A Forest Cat, Chapter four, Confrontations, part 1
Danash stared dispassionately at the flow of fresh blood that ran from the woman’s throat. She had screamed, whimpered and had finally begged him to spare her life. It had appealed to his demon nature but had left his human desires unsatisfied. In a sudden surge of rage he twisted her once beautiful head until he heard the crack. It made no difference to her since she was already dead but at least he could vent his frustration without having to find another victim.
More than a week had past since he had been trapped in this frail human shell and even though it had provided him with some amusement, he had come no nearer to the completion of his task and the return of his true shape. All his fury was directed at the young woman who had managed to trap him. He was livid with himself for falling under the spell of that despicable mortal female who dabbled with forces she hardly knew how to control. The fact that he still had not broken loose of that feeble control, angered him even more.
Suppressing his rage with difficulty, Danash turned abruptly and left the room without sparing the dead woman another thought.
The inn keeper looked at him uncomfortably as he ordered ‘demon water’, the strongest liquor the country could boast off. His brooding eyes challenged the inn keeper as he downed the drink in one determined draft and ordered another.
“The price of drowning your sorrows in that is hardly worth paying, mister.” The inn keeper warned him good-naturedly.
Danash bit back a harsh reply and managed a wry smile. “I will remember that.” He promised heartily and mentally reminded himself to control his anger and wear the mask of friendly customer.
“Tell me, my good man, although I have given up hope to hear what I so desire to hear, have you seen my friends perhaps?” He managed to convey just the right amount of despair and disillusion in his voice and smiled inwardly, impressed by his own skill when the inn keeper gave him a pitying look.
“What do these friends of you look like, my friend? Perhaps I may have seen them.”
Danash sneered inwardly at being called ‘my friend’ but gave the inn keeper a sad smile. “Like I said, I’ve given up the search but I will tell, just one last time.” He looked thoughtfully at his drink and finding it empty, held his glass out to be refilled before he continued, “they are two and although I do not know the man, I do know the girl.” He looked wistfully at the inn keeper. “The girl, you see, she is my niece,” he confided further, “only ten years old she is. Lost her parents in some horrible village raid.”
The inn keeper nodded in sad comprehension. “The times we live in, mister. Most horrid indeed.” He picked up a tankard and pretended to clean it with his apron, moved by the sad tale of this sympathetic stranger. “There was one man and a girl here, only two days ago,” he mused thoughtfully, more to himself than to Danash and therefore missed the eager flicker in the stranger’s eyes.

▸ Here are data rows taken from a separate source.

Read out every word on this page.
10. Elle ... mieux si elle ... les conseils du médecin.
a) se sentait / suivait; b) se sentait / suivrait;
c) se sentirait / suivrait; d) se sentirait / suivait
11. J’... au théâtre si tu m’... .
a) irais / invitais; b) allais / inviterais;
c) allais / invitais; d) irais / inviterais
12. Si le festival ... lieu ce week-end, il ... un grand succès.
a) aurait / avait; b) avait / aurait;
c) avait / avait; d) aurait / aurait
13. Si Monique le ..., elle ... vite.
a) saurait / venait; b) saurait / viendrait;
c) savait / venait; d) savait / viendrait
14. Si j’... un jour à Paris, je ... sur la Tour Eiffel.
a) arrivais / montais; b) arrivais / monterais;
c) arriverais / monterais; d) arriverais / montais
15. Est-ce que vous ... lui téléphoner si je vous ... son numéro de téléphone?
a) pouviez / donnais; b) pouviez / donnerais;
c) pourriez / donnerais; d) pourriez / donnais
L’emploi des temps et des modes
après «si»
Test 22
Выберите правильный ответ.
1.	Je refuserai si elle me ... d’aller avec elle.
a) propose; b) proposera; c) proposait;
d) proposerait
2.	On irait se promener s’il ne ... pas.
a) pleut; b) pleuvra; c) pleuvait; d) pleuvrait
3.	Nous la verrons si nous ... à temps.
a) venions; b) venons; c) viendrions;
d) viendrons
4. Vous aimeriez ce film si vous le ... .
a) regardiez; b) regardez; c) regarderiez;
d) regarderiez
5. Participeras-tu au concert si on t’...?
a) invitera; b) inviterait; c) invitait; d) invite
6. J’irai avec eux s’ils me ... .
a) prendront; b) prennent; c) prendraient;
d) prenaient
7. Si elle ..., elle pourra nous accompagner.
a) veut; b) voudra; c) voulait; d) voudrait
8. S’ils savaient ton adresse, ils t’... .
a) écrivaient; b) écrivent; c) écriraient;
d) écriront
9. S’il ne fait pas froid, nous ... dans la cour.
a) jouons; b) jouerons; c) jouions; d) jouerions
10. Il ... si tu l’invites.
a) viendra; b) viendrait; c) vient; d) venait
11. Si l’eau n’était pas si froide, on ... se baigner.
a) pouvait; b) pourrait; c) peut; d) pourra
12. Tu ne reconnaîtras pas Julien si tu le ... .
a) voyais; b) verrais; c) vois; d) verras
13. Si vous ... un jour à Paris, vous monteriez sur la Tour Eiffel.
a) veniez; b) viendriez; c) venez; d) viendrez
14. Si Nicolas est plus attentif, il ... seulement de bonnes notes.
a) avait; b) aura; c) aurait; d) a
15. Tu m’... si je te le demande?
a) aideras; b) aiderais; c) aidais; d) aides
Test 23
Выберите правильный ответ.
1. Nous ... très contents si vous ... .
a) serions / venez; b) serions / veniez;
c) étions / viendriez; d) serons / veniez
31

“Her eyes, did you see the colour of her eyes?” Danash tried hard not to show too much excitement.
“No,” the inn keeper responded with regret. “But I saw his eyes, though, the man’s eyes. I remembered because I thought to myself, ‘well you don’t see those eyes around here often’.
Danash repressed an impulse to pull the inn keeper by his throat over the counter and said instead with studied enthusiasm, “And what was that colour?”
“Bright golden they were, like a cat’s.”
Danash breathed deeply and said triumphantly, “Perhaps, my good man, you have changed my sorrow into happiness.” Bending over towards him, he lowered his voice and added with undisguised menace, “and for that, I just might let you live.”